Historic levels of violence across Baltimore and a police department battered by scandal prompted Mayor Catherine Pugh to remove Kevin Davis as Baltimore’s police commissioner on Friday.

Pugh appointed department veteran Darryl DeSousa, the top commander in the department’s patrol bureau, to replace Davis.

Darryl DeSousa, Newly Appointed Baltimore City Police Commissioner

The move came after the city endured another record year of homicides, as well as a rash of violent street robberies and carjackings that only cemented the city’s reputation as a community beset by crime.   

At a City Hall press conference to announce Davis’ firing, Pugh expressed frustration with recent efforts to tackle crime.

“I’m impatient, we need violence reduction, we need the numbers to go down faster than they are,” Pugh said.

DeSousa is a native of Queens, N.Y. and a graduate of Morgan State University. He has served in a variety of capacities during his 30-year career with the department, including stints as the Northeast district commander and deputy commissioner. He promised immediate change in the force’s crime-fighting strategy, including the immediate launch of a plan to flood crime “hotspots” with extra officers.  

“My plan is to immediately put more uniformed officers on the streets,” DeSousa said.  

“Today we have an initiative that (officially) started about 30 minutes ago and is specifically designed to reduce violence,” he added, describing a roll-out of additional officers throughout the day Friday who would be situated in areas prone to violence.  

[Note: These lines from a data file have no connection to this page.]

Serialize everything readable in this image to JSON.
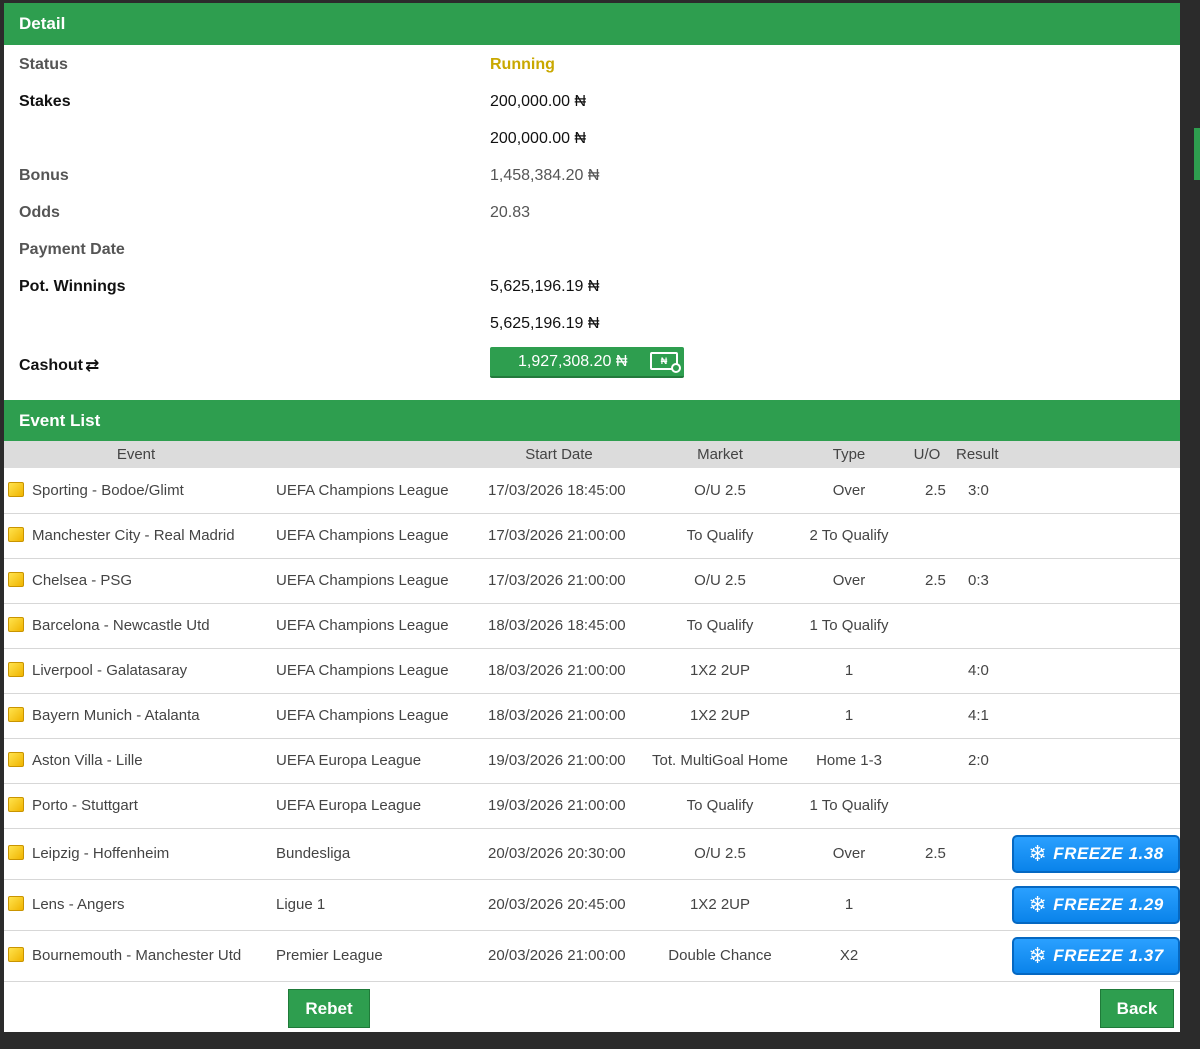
{
  "detail": {
    "header": "Detail",
    "status_label": "Status",
    "status_value": "Running",
    "stakes_label": "Stakes",
    "stakes_value_1": "200,000.00 ₦",
    "stakes_value_2": "200,000.00 ₦",
    "bonus_label": "Bonus",
    "bonus_value": "1,458,384.20 ₦",
    "odds_label": "Odds",
    "odds_value": "20.83",
    "payment_date_label": "Payment Date",
    "pot_winnings_label": "Pot. Winnings",
    "pot_winnings_value_1": "5,625,196.19 ₦",
    "pot_winnings_value_2": "5,625,196.19 ₦",
    "cashout_label": "Cashout",
    "cashout_value": "1,927,308.20 ₦",
    "cashout_note_glyph": "₦"
  },
  "events": {
    "header": "Event List",
    "columns": [
      "Event",
      "Start Date",
      "Market",
      "Type",
      "U/O",
      "Result"
    ],
    "rows": [
      {
        "event": "Sporting - Bodoe/Glimt",
        "league": "UEFA Champions League",
        "date": "17/03/2026 18:45:00",
        "market": "O/U 2.5",
        "type": "Over",
        "uo": "2.5",
        "result": "3:0",
        "freeze": ""
      },
      {
        "event": "Manchester City - Real Madrid",
        "league": "UEFA Champions League",
        "date": "17/03/2026 21:00:00",
        "market": "To Qualify",
        "type": "2 To Qualify",
        "uo": "",
        "result": "",
        "freeze": ""
      },
      {
        "event": "Chelsea - PSG",
        "league": "UEFA Champions League",
        "date": "17/03/2026 21:00:00",
        "market": "O/U 2.5",
        "type": "Over",
        "uo": "2.5",
        "result": "0:3",
        "freeze": ""
      },
      {
        "event": "Barcelona - Newcastle Utd",
        "league": "UEFA Champions League",
        "date": "18/03/2026 18:45:00",
        "market": "To Qualify",
        "type": "1 To Qualify",
        "uo": "",
        "result": "",
        "freeze": ""
      },
      {
        "event": "Liverpool - Galatasaray",
        "league": "UEFA Champions League",
        "date": "18/03/2026 21:00:00",
        "market": "1X2 2UP",
        "type": "1",
        "uo": "",
        "result": "4:0",
        "freeze": ""
      },
      {
        "event": "Bayern Munich - Atalanta",
        "league": "UEFA Champions League",
        "date": "18/03/2026 21:00:00",
        "market": "1X2 2UP",
        "type": "1",
        "uo": "",
        "result": "4:1",
        "freeze": ""
      },
      {
        "event": "Aston Villa - Lille",
        "league": "UEFA Europa League",
        "date": "19/03/2026 21:00:00",
        "market": "Tot. MultiGoal Home",
        "type": "Home 1-3",
        "uo": "",
        "result": "2:0",
        "freeze": ""
      },
      {
        "event": "Porto - Stuttgart",
        "league": "UEFA Europa League",
        "date": "19/03/2026 21:00:00",
        "market": "To Qualify",
        "type": "1 To Qualify",
        "uo": "",
        "result": "",
        "freeze": ""
      },
      {
        "event": "Leipzig - Hoffenheim",
        "league": "Bundesliga",
        "date": "20/03/2026 20:30:00",
        "market": "O/U 2.5",
        "type": "Over",
        "uo": "2.5",
        "result": "",
        "freeze": "FREEZE 1.38"
      },
      {
        "event": "Lens - Angers",
        "league": "Ligue 1",
        "date": "20/03/2026 20:45:00",
        "market": "1X2 2UP",
        "type": "1",
        "uo": "",
        "result": "",
        "freeze": "FREEZE 1.29"
      },
      {
        "event": "Bournemouth - Manchester Utd",
        "league": "Premier League",
        "date": "20/03/2026 21:00:00",
        "market": "Double Chance",
        "type": "X2",
        "uo": "",
        "result": "",
        "freeze": "FREEZE 1.37"
      }
    ]
  },
  "actions": {
    "rebet_label": "Rebet",
    "back_label": "Back"
  },
  "colors": {
    "accent_green": "#2e9e4f",
    "status_running": "#c9a800",
    "freeze_blue": "#0a83ea"
  },
  "icons": {
    "cashout": "refresh-icon",
    "event": "star-icon",
    "freeze": "snowflake-icon"
  }
}
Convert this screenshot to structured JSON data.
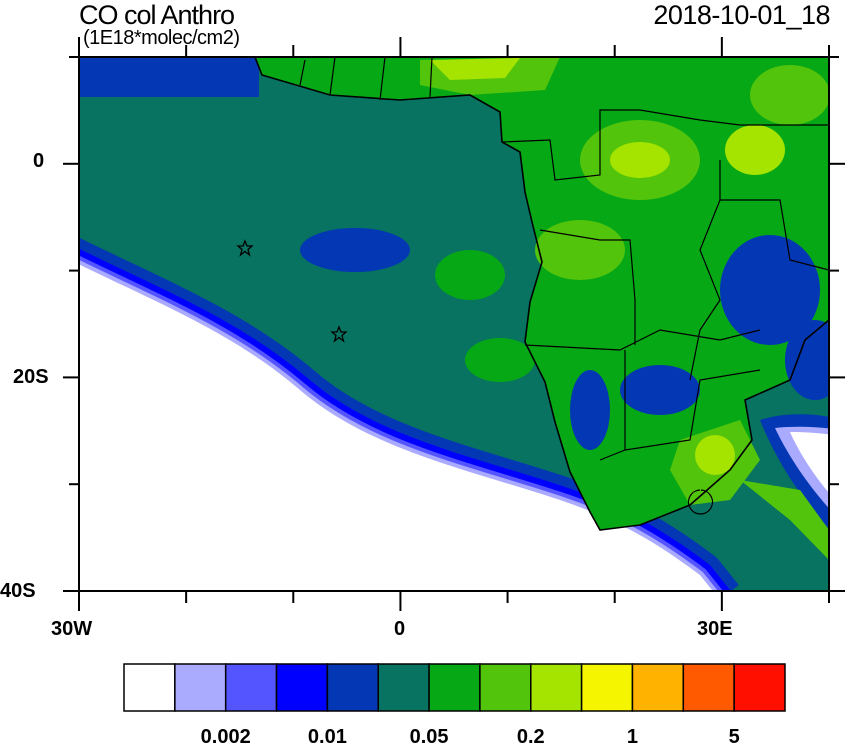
{
  "header": {
    "title": "CO col Anthro",
    "units": "(1E18*molec/cm2)",
    "timestamp": "2018-10-01_18"
  },
  "map": {
    "region": "South-West Africa and South Atlantic",
    "lon_range": [
      -30,
      40
    ],
    "lat_range": [
      -40,
      10
    ],
    "x_tick_labels": [
      "30W",
      "0",
      "30E"
    ],
    "y_tick_labels": [
      "0",
      "20S",
      "40S"
    ],
    "markers": [
      {
        "type": "star",
        "lon": -14.5,
        "lat": -8
      },
      {
        "type": "star",
        "lon": -5.7,
        "lat": -16
      }
    ]
  },
  "colorbar": {
    "colors": [
      "#ffffff",
      "#aaaaff",
      "#5555ff",
      "#0000ff",
      "#0337b3",
      "#077360",
      "#06a815",
      "#52c40c",
      "#a5e300",
      "#f5f500",
      "#ffb300",
      "#ff5a00",
      "#ff0f00"
    ],
    "labels": [
      "0.002",
      "0.01",
      "0.05",
      "0.2",
      "1",
      "5"
    ]
  }
}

Looming over Davis’ ousting are lingering questions about the stalled investigation into the shooting death of Detective Sean Suiter, who was shot in the head in a West Baltimore alley in November.

Police initially said Suiter was the victim of a lone gunman, described as a Black male wearing a jacket with a white stripe. It was later revealed that Suiter was set to testify in front of a federal grand jury as part of a widening investigation into the Gun Trace Task Force, a rogue police unit accused of robbing residents, dealing drugs, and stealing overtime.

Asked if the case had any effect on her decision, Pugh was noncommittal.

“My decision is based upon the fact that we need to get these numbers down,” she said.

Initial reaction to the change from inside the department was positive. Sgt. Louis Hopson, who filed a landmark civil rights lawsuit against the department alleging discrimination against Black officers, said the move was a step in the right direction.  

“I think it’s an excellent move for a police department that has been reeling,” he told The AFRO. “Our hope is that he rights the ship.”

Hopson also serves on the board of the Vanguard Justice Society, an organization that represents Black police officers in Baltimore. He said he believes DeSousa will be able to mend the department’s fraught relationship with the community that has been the primary roadblock in reducing violence.   

“He’s very well respected,” Hopson said. “I think he truly understands the department and the people of Baltimore.”